In the U.S. state of South Carolina, the middle area of the state, the strip of land between the coastal Low Country and the hilly Up Country. Also called the Sandhills, but "the Midlands" is the phrase that seems to be used by people who want to sound good, such as Columbia TV stations. This area is basically the same as what's called the Piedmont in North Carolina and some other areas.
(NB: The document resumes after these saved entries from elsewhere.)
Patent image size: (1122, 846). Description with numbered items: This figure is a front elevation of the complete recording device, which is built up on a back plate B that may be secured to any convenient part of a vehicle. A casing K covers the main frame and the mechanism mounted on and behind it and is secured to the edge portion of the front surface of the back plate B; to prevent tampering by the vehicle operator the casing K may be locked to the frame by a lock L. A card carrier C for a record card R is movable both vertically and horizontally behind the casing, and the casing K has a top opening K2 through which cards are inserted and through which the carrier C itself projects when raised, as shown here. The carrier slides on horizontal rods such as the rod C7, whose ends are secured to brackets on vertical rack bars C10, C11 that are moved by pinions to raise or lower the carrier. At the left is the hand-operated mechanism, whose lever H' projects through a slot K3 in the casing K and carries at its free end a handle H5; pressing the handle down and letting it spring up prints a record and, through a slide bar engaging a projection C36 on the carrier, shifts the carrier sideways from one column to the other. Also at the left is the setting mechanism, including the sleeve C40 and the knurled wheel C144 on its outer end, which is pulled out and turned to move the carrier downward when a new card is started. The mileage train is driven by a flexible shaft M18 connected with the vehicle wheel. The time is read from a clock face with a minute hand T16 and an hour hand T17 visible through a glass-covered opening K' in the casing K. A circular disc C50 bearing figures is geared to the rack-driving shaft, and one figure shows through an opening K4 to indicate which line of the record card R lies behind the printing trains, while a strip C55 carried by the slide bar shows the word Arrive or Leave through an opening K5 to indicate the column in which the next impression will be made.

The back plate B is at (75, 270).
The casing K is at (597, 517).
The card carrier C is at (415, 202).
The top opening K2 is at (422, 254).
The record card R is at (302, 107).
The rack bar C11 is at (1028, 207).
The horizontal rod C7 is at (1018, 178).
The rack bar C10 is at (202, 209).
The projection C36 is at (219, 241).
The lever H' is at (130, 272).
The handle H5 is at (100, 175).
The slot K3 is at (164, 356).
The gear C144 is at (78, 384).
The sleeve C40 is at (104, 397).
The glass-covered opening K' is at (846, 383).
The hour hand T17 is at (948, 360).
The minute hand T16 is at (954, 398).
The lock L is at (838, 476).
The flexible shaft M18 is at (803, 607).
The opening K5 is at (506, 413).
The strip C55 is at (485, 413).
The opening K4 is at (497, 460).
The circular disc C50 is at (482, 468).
An ill-defined area of England, comprising places which are too far north to be in the Home Counties or the South-west, but aren't in the north yet. Conceptually, the image of the Midlands is based on the industrial (or formerly industrial) cities: Birmingham, Coventry and Wolverhampton conurbation (the West Midlands), Stoke on Trent and Newcastle under Lyme (the Potteries) and Leicester, Nottingham and Derby (the East Midlands), but you could broadly consider the term to apply to anywhere north of a line from the Wash to the Severn Estuary and south of the old borders of Lancashire and Yorkshire, which includes a great swathe of rural Deep England: the Welsh Marches (Herefordshire, Worcestershire, Shropshire - A.E. Housman country), the Peak District and Lincolnshire and Northants, archetypical poaching and fox-hunting areas.

The Midlands are generally held in low esteem by the rest of the country; a West Midlands accent in particular has an extremely low status (if you want Londoners to think you are a bit dim-witted, talk brummy) although it was in fact the accent with which Shakespeare spoke.


A province of Zimbabwe, unsurprisingly in the centre of the country. The main towns are Gweru and Kwekwe, and like its English counterpart it is the location of most of the country's heavy industry.